So there's a touch of the notorious Bandit Queen in Singh's Mysterious Lady? “There's a touch of everything, from Kill Bill to a James Bond girl to Angelina Jolie in Lara Croft,” she giggles. “The Mysterious Lady is fulfilling all those fantasies and desires of many women around the world! And certainly of me.”

It's all there of course on the debut Bombay Royale album, You Me Bullets Love, with a suitably villainous film clip accompanying the title track. While there are a couple of classic Bollywood pieces reinterpreted by the band, it's basically all new originals in that classic style. “With doing the covers,” Singh continues, “I mean, that's where it all started, and then the style. All of the musicians in the band really dug the style and Tom Martin, who is our guitarist, really got on board and had some great ideas for some riffs and some funky grooves and beats, and so he would come into a rehearsal and start playing and Shourov would just start scatting on the top and I would start making melodies and then it grew just naturally.

“Some pieces were already pre-done, like Bobbywood for example, our bass player Bob Knob came to us with the charts all written out. So it's really been a collaborative effort that everyone's got involved in. It's a really funky and just a great style of music where you can actually get away with anything. So you can have that sort of cowboy western-style thing and then break out into like a disco dancer-type groove at the same time.

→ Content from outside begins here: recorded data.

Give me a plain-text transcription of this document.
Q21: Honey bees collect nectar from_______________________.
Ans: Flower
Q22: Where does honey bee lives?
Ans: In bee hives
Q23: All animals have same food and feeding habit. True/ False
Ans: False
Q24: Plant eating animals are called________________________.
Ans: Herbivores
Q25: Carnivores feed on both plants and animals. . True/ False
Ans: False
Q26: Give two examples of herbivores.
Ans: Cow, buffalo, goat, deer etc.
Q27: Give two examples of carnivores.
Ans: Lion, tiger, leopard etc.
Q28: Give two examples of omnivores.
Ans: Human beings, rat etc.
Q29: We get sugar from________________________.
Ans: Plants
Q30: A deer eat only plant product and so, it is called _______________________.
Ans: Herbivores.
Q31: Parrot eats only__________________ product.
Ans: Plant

So the sky's the limit for what we are creating and it's good; we're just letting it flow naturally. Whatever happens, let it come out.”

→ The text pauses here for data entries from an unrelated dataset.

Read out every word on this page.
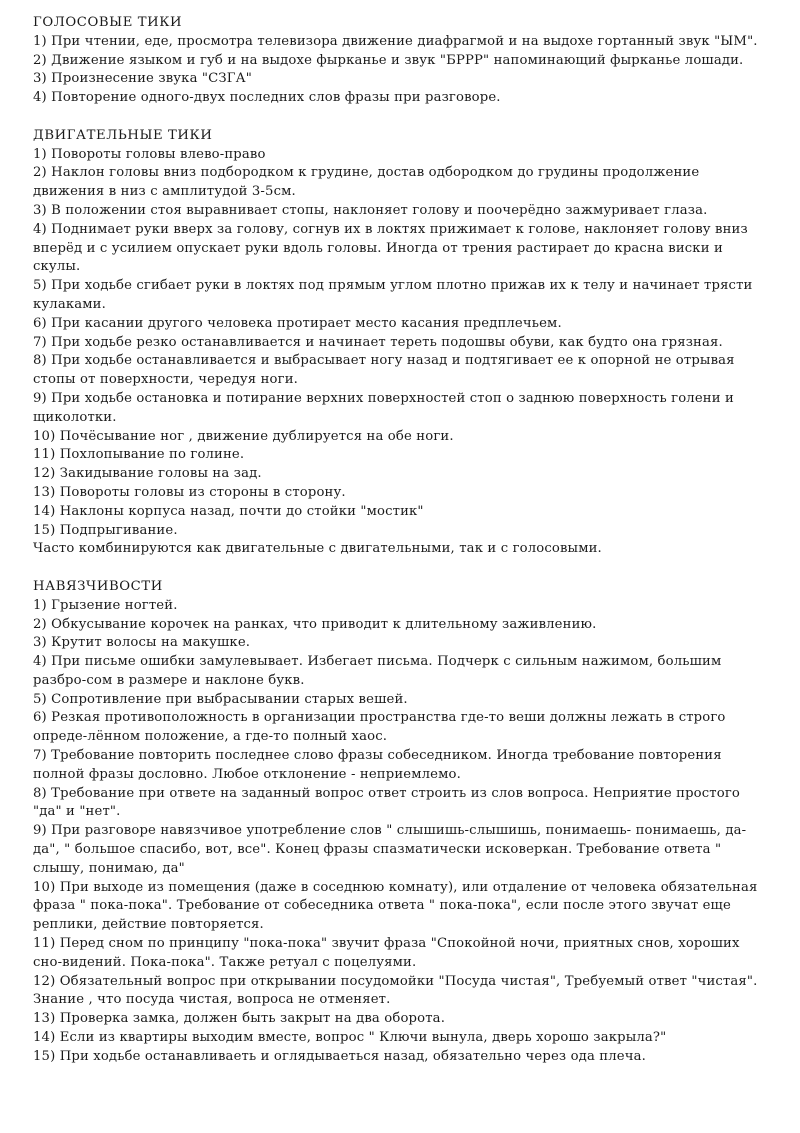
ГОЛОСОВЫЕ ТИКИ
1) При чтении, еде, просмотра телевизора движение диафрагмой и на выдохе гортанный звук "ЫМ".
2) Движение языком и губ и на выдохе фырканье и звук "БРРР" напоминающий фырканье лошади.
3) Произнесение звука "СЗГА"
4) Повторение одного-двух последних слов фразы при разговоре.
ДВИГАТЕЛЬНЫЕ ТИКИ
1) Повороты головы влево-право
2) Наклон головы вниз подбородком к грудине, достав одбородком до грудины продолжение движения в низ с амплитудой 3-5см.
3) В положении стоя выравнивает стопы, наклоняет голову и поочерёдно зажмуривает глаза.
4) Поднимает руки вверх за голову, согнув их в локтях прижимает к голове, наклоняет голову вниз вперёд и с усилием опускает руки вдоль головы. Иногда от трения растирает до красна виски и скулы.
5) При ходьбе сгибает руки в локтях под прямым углом плотно прижав их к телу и начинает трясти кулаками.
6) При касании другого человека протирает место касания предплечьем.
7) При ходьбе резко останавливается и начинает тереть подошвы обуви, как будто она грязная.
8) При ходьбе останавливается и выбрасывает ногу назад и подтягивает ее к опорной не отрывая стопы от поверхности, чередуя ноги.
9) При ходьбе остановка и потирание верхних поверхностей стоп о заднюю поверхность голени и щиколотки.
10) Почёсывание ног , движение дублируется на обе ноги.
11) Похлопывание по голине.
12) Закидывание головы на зад.
13) Повороты головы из стороны в сторону.
14) Наклоны корпуса назад, почти до стойки "мостик"
15) Подпрыгивание.

Часто комбинируются как двигательные с двигательными, так и с голосовыми.

НАВЯЗЧИВОСТИ
1) Грызение ногтей.
2) Обкусывание корочек на ранках, что приводит к длительному заживлению.
3) Крутит волосы на макушке.
4) При письме ошибки замулевывает. Избегает письма. Подчерк с сильным нажимом, большим разбро-сом в размере и наклоне букв.
5) Сопротивление при выбрасывании старых вешей.
6) Резкая противоположность в организации пространства где-то веши должны лежать в строго опреде-лённом положение, а где-то полный хаос.
7) Требование повторить последнее слово фразы собеседником. Иногда требование повторения полной фразы дословно. Любое отклонение - неприемлемо.
8) Требование при ответе на заданный вопрос ответ строить из слов вопроса. Неприятие простого "да" и "нет".
9) При разговоре навязчивое употребление слов " слышишь-слышишь, понимаешь- понимаешь, да-да", " большое спасибо, вот, все". Конец фразы спазматически исковеркан. Требование ответа " слышу, понимаю, да"
10) При выходе из помещения (даже в соседнюю комнату), или отдаление от человека обязательная фраза " пока-пока". Требование от собеседника ответа " пока-пока", если после этого звучат еще реплики, действие повторяется.
11) Перед сном по принципу "пока-пока" звучит фраза "Спокойной ночи, приятных снов, хороших сно-видений. Пока-пока". Также ретуал с поцелуями.
12) Обязательный вопрос при открывании посудомойки "Посуда чистая", Требуемый ответ "чистая". Знание , что посуда чистая, вопроса не отменяет.
13) Проверка замка, должен быть закрыт на два оборота.
14) Если из квартиры выходим вместе, вопрос " Ключи вынула, дверь хорошо закрыла?"
15) При ходьбе останавливаеть и оглядываеться назад, обязательно через ода плеча.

For a project long in the planning, at least for Williamson, The Bombay Royale have made their mark remarkably quickly. They've only really been out there gigging for around 18 months or so, but they've played local festivals Port Fairy and St Kilda, appeared on both Spicks & Specks and RocKwiz, and had a track featured in the opening credits of a Bollywood heist film set in South Africa called 31 Million Reasons, and were invited to play the international world music Sakifo festival on Francophone Reunion Island, well east of Madagascar in the Indian Ocean. “We did the Australasian World Music Expo and the director of that saw us at our first show that we did at Hope Street warehouse in the back of Brunswick,” says Singh. “That first show was packed to the rafters and these key people were there and gave us a chance, gave us the support for Femi Kuti at the Expo and the people from Reunion saw us and just fell in love with it, so we got to go over there, and then WOMAD has come on board and we did WOMADelaide and WOMAD New Zealand this year, so it's kind of like this dream run.”